In view of that blood-drenched, exotic ground where men murder each other over obscure niceties, it would be apt for us to elevate the aforementioned misdemeanor to the status of a high misdemeanor; that is: an act expressing criminal contempt for supreme authority, committed by a person who claims high office. May we join in impeaching the sanctimonious man who, with reference to the word “God”, proudly elevates himself above the law of the land, and upon survey of the dirty details necessarily beneath any universal ideal, self-righteously pronounces and denounces the sins and prescribes retributions? Fortunately he, whether he be a fraud or merely negligent, cannot fill his pious prescriptions; however, his influence, in the absence of reason and the virtues of the very religion he unwittingly defames, can be most pernicious, as I have indicated without reliance on or reference to any authority superior to my naked personal opinion.
And that is the point, that honest and informed opinions must be our guide, and not some hateful neurotic ideology erected as a wretched defense against the anxiety of our contradictory existence. The more freely those opinions are expressed, the more informed they shall become under the influence of our self-critical modifications of the public criticism.
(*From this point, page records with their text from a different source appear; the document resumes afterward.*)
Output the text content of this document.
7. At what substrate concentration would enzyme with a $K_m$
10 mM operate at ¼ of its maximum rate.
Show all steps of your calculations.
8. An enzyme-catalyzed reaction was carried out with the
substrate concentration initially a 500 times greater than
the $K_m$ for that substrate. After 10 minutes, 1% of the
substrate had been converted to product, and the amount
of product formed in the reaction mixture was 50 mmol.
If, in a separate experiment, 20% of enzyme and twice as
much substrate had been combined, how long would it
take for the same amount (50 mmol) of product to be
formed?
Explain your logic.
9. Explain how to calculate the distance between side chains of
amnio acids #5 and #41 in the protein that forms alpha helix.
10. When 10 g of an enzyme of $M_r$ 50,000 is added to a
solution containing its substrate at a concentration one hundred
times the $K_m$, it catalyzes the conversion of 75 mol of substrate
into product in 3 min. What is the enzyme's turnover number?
Only when we have been disillusioned of the fraudulent appeals to a contrived ultimate authority shall we be free to live in the most satisfactory ways and look to the future with hopes not poisoned by the ill-conceived and truly blasphemous condemnations in the name of “God.”
Finally, for any one of us to name the ineffable, and to place the ineffable into a nominative case with nouns, is merely absurd, but to profess to judge others with the authority of the ineffable is certainly an impeachable offense, and those who fail to make the charge may themselves be impeached for the imprision of a high misdemeanor.